During the offensive, the Islamic State group kept civilians trapped in the city, even as the bombs rained down.

“Thousands of civilians were killed or injured in the U.S.-led coalition’s offensive to rid Raqqa of ISIS, whose snipers and mines had turned the city into a death trap,” said Donatella Rovera, Amnesty’s senior crisis response adviser who worked on this investigation. “Many of the air bombardments were inaccurate and tens of thousands of artillery strikes were indiscriminate, so it is no surprise they killed and injured many hundreds of civilians.”

Amnesty said that standard artillery shell strikes from an M777 howitzer have “an average margin of error of over 100 meters.” Rawlinson said the munitions are guided by GPS and are “accurate from 1-3 meters.” He did not immediately respond to a question about how much of the artillery used in Raqqa was actually precision-guided.

Rawlinson has also not clarified whether civilian deaths from artillery strikes as well as airstrikes are included in the coalition’s total.

A Marine Times article said that two howitzer weapons “burned out” because of the sheer number of consecutive artillery rounds fired during the Raqqa offensive.

It’s not just rights groups questioning the choice to use artillery in Raqqa.

“I sure as hell wouldn’t recommend using artillery in an urban area. That’s insane,” says retired U.S. Air Force Lt. Gen. David Deptula, who ran the air campaigns in the first Iraq War and in the U.S. war in Afghanistan. While he says there are varying degrees of precision in artillery, he adds that “artillery in general is an order of magnitude more inaccurate than precision-guided weapons dropped from the air.”

Amnesty’s website includes individual profiles of 1,028 named victims, along with a description of Amnesty’s understanding of how and where they died.
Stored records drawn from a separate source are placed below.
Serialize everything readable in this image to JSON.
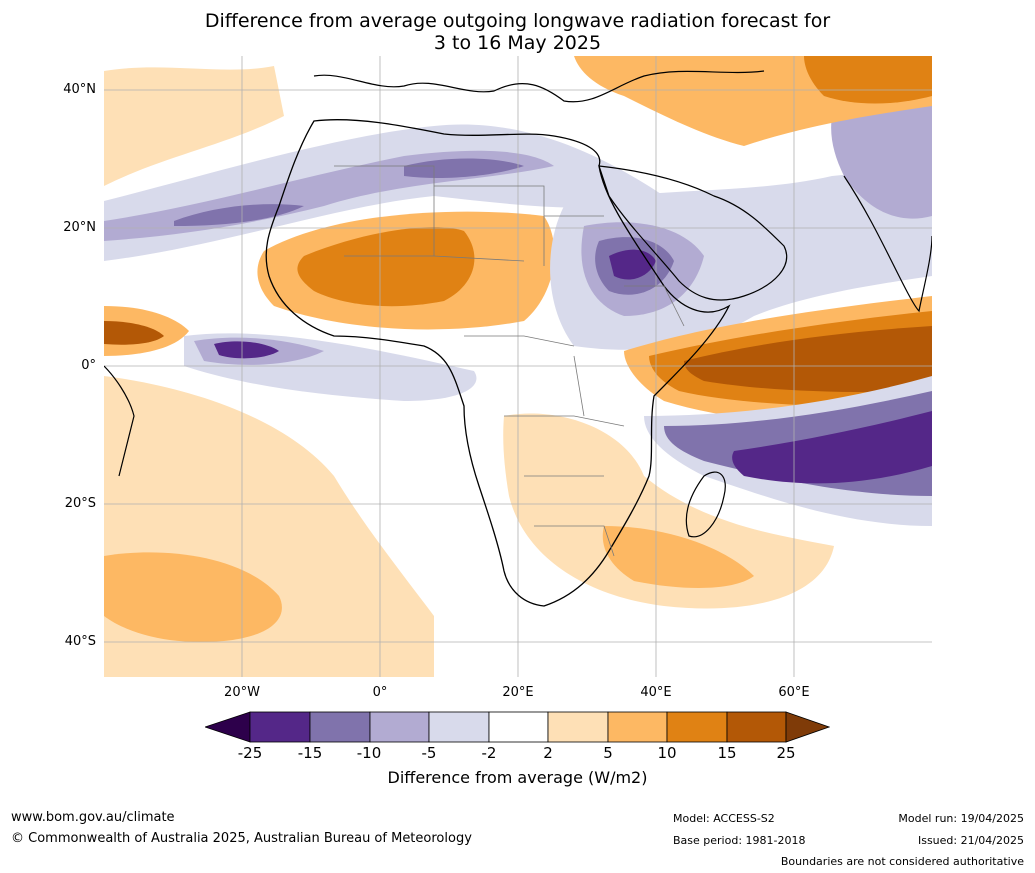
{
  "title": {
    "line1": "Difference from average outgoing longwave radiation forecast for",
    "line2": "3 to 16 May 2025"
  },
  "map": {
    "lat_labels": [
      "40°N",
      "20°N",
      "0°",
      "20°S",
      "40°S"
    ],
    "lon_labels": [
      "20°W",
      "0°",
      "20°E",
      "40°E",
      "60°E"
    ],
    "extent": {
      "lon_min": -40,
      "lon_max": 80,
      "lat_min": -45,
      "lat_max": 45
    },
    "gridlines": true
  },
  "colorbar": {
    "ticks": [
      "-25",
      "-15",
      "-10",
      "-5",
      "-2",
      "2",
      "5",
      "10",
      "15",
      "25"
    ],
    "label": "Difference from average (W/m2)",
    "colors": {
      "lt_minus25": "#2d004b",
      "minus25_minus15": "#542788",
      "minus15_minus10": "#8073ac",
      "minus10_minus5": "#b2abd2",
      "minus5_minus2": "#d8daeb",
      "minus2_2": "#ffffff",
      "p2_5": "#fee0b6",
      "p5_10": "#fdb863",
      "p10_15": "#e08214",
      "p15_25": "#b35806",
      "gt25": "#7f3b08"
    }
  },
  "footer": {
    "website": "www.bom.gov.au/climate",
    "copyright": "© Commonwealth of Australia 2025, Australian Bureau of Meteorology",
    "model": "Model: ACCESS-S2",
    "base_period": "Base period: 1981-2018",
    "model_run": "Model run: 19/04/2025",
    "issued": "Issued: 21/04/2025",
    "disclaimer": "Boundaries are not considered authoritative"
  }
}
It’s not clear the extent to which the U.S. military is investigating the deaths. Rawlinson says they conduct a “thorough investigation” of all allegations, but he did not immediately respond to a question about whether they are investigating by speaking to people on the ground, as Amnesty has.
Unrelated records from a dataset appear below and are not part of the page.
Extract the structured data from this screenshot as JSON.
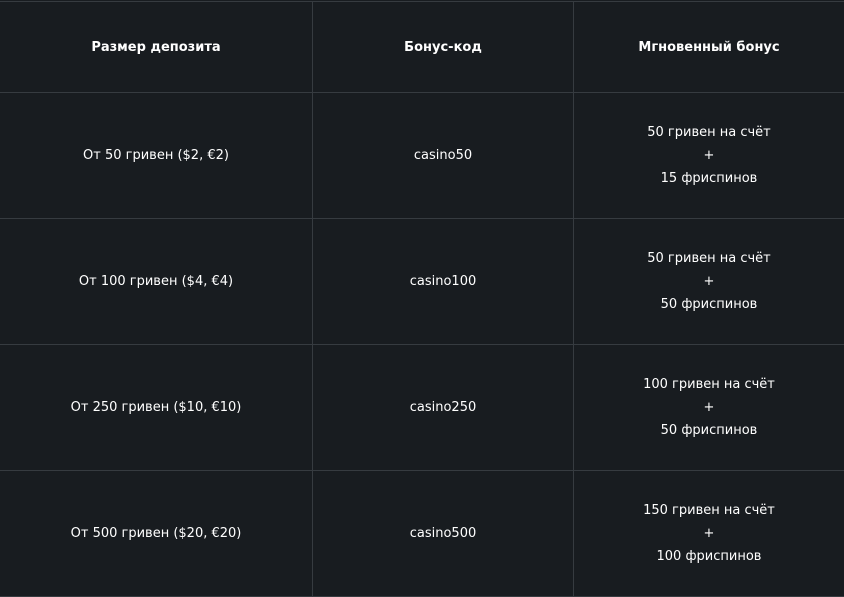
{
  "headers": [
    "Размер депозита",
    "Бонус-код",
    "Мгновенный бонус"
  ],
  "rows": [
    {
      "deposit": "От 50 гривен ($2, €2)",
      "code": "casino50",
      "bonus": [
        "50 гривен на счёт",
        "+",
        "15 фриспинов"
      ]
    },
    {
      "deposit": "От 100 гривен ($4, €4)",
      "code": "casino100",
      "bonus": [
        "50 гривен на счёт",
        "+",
        "50 фриспинов"
      ]
    },
    {
      "deposit": "От 250 гривен ($10, €10)",
      "code": "casino250",
      "bonus": [
        "100 гривен на счёт",
        "+",
        "50 фриспинов"
      ]
    },
    {
      "deposit": "От 500 гривен ($20, €20)",
      "code": "casino500",
      "bonus": [
        "150 гривен на счёт",
        "+",
        "100 фриспинов"
      ]
    }
  ]
}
Deptula tells NPR that he believes the coalition takes great pains to minimize civilian casualties. But he says that he believes a strategic error from the U.S. has ultimately led to many more civilians being killed than otherwise would have been. He says the Obama administration took a gradual approach initially in Syria, and the U.S. later ramped up its campaign.

Deptula argues that it would have been most effective to use much larger amounts of force at the beginning — years before the Raqqa offensive started.

“There’s no such thing as immaculate warfare,” he says. “It is the worst and most horrible application of resources that mankind has designed and therefore its use should be rapid, swift and to eliminate the adversary who is causing the civilian casualties in the first place.”

A lack of decisive action early on in the campaign, he adds, “had an impact in extending the war … resulting in greater civilian casualties.”